# Possible Knock sensor issue



## NissanTxUser (Apr 16, 2007)

Hi,

Can someone advice. 2 years back my car suddenly stopped starting. Took to local PepBoys and they said Knock Sensor (P0325) and Cam Sensor (P0335) needed replacing. Bought these new from dealer and they installed them supposedly. They also said distributor had oil and they cleaned it out. Since then - first time I went for OBD inspection three sensor read 'Not Ready'. Was able to get ASM inspection. The same situation this year. 3 sensors saying 'Not Ready'. Can not get ASM inspection. Check Engine Light comes on during ignition and goes off after starting. Car runs ok.

Questions:
1. Do I really have a bad knock sensor again that needs replacing? (May be PepBoys just did not replace the one I bought and eat my stuff!).

2. Sinec MIL does not show, do I need to replace the sensor? 

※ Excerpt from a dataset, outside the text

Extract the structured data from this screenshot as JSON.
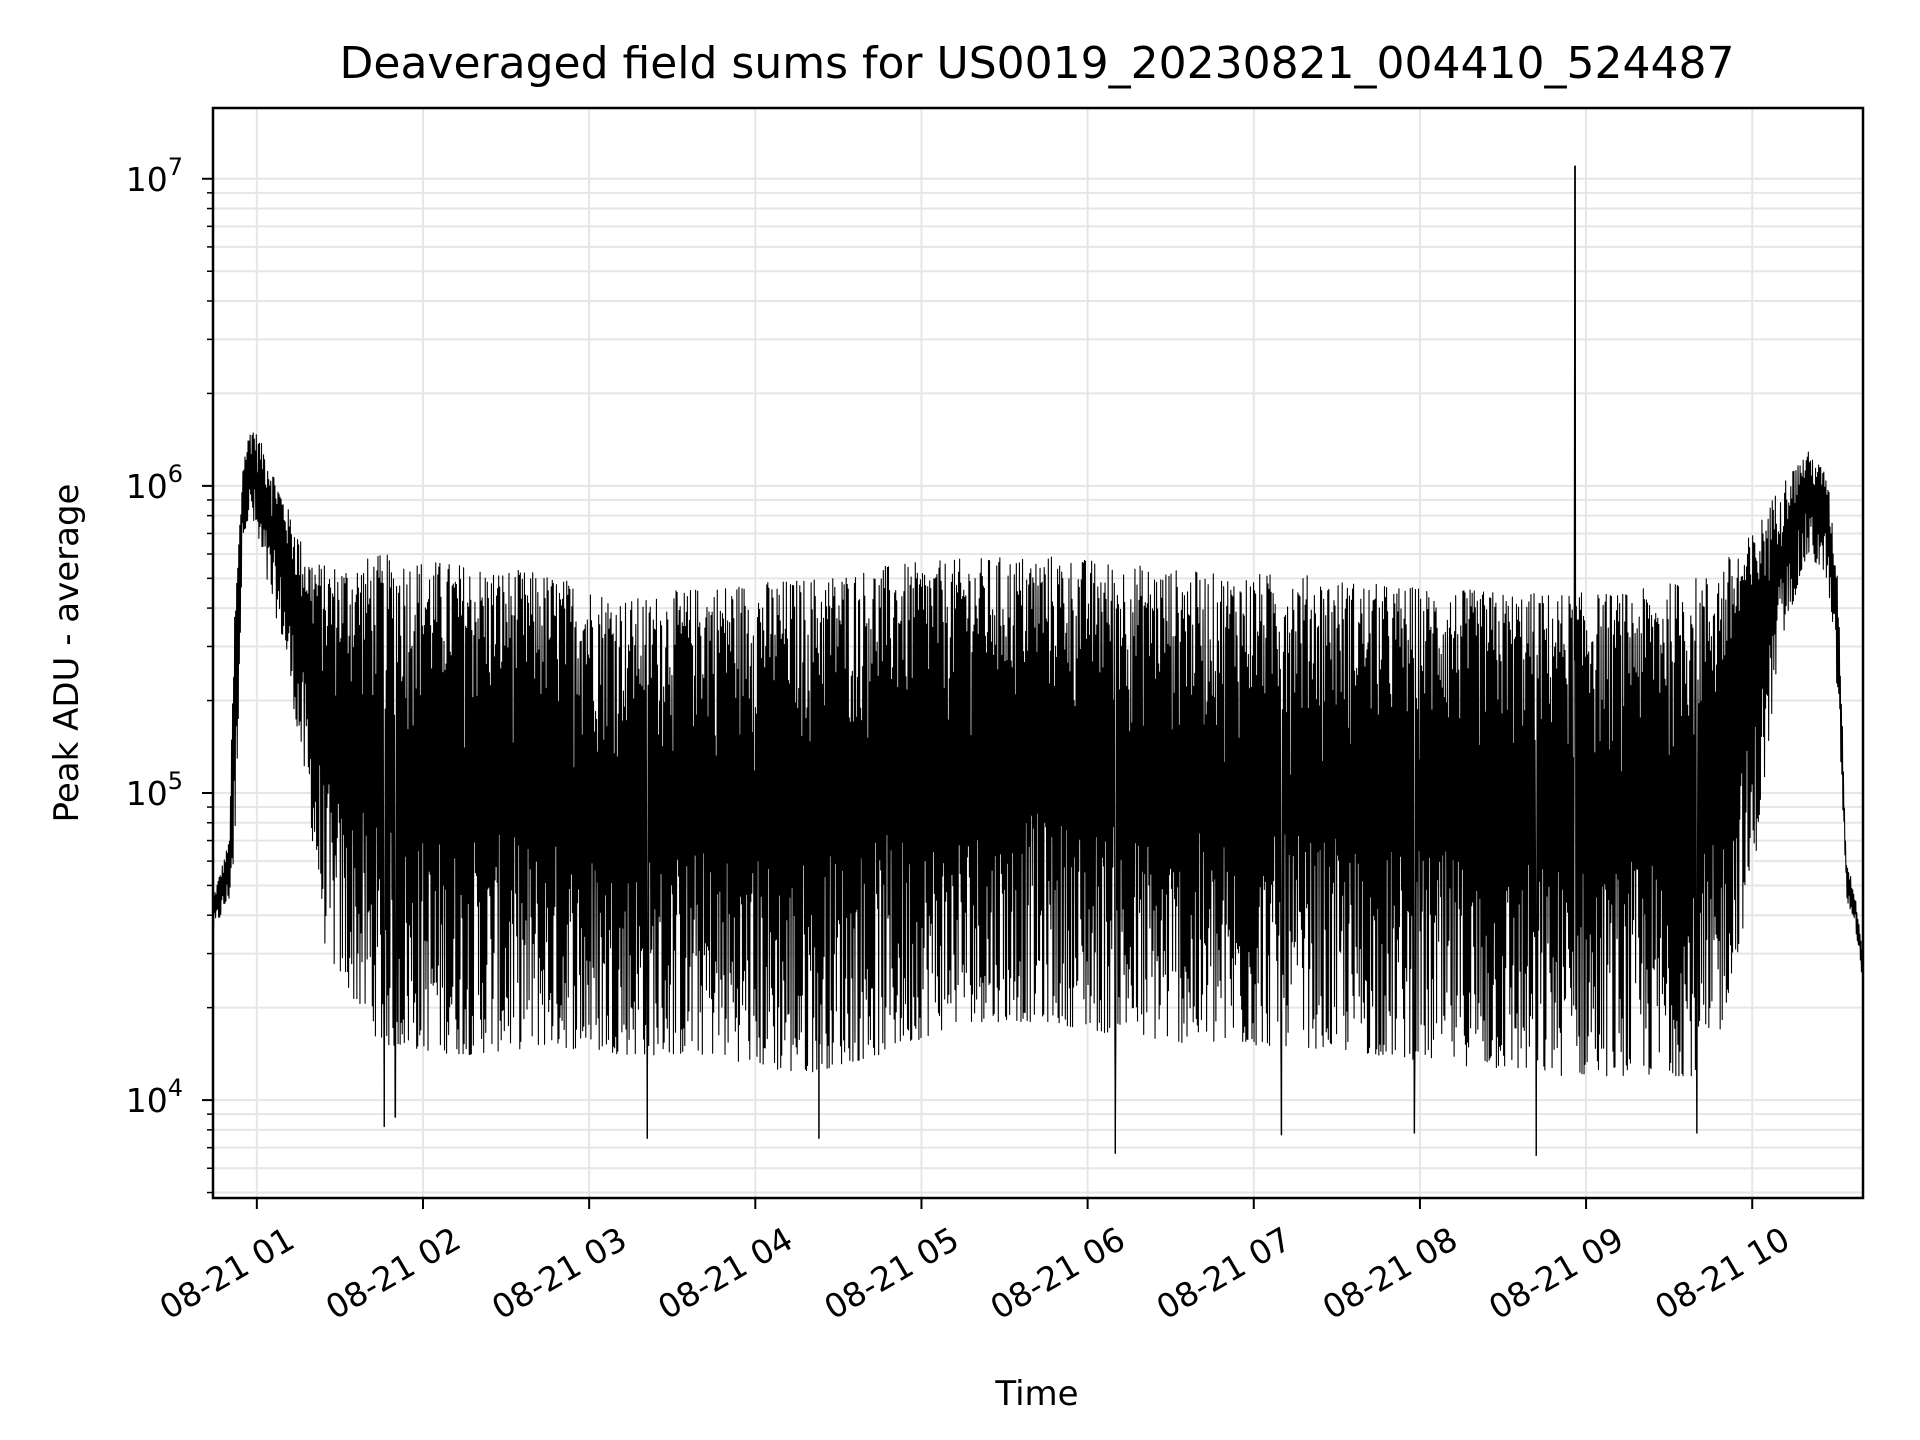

3. I might feel some knocks - but think that it could just be old age of car. Car has 96,000 miles and replaced spark plags at 69,000 miles.

Thanks


----------



## LONDONDERRY (May 19, 2004)

First off the the knock sensor was and is working fine. This sensor trips because of the poor running condition of the car, so its working fine and does not need replacing placing. 
Personally the Dealer/ autoparts store replaced a sensor that was probably not bad to begin with, sort of ripping you off.
Bring the car to your local autoshop and have them read the OBD computer to get the codes first. If its the Cam sensor then you need to replace the distributor this time around.

Good Luck
Frank


----------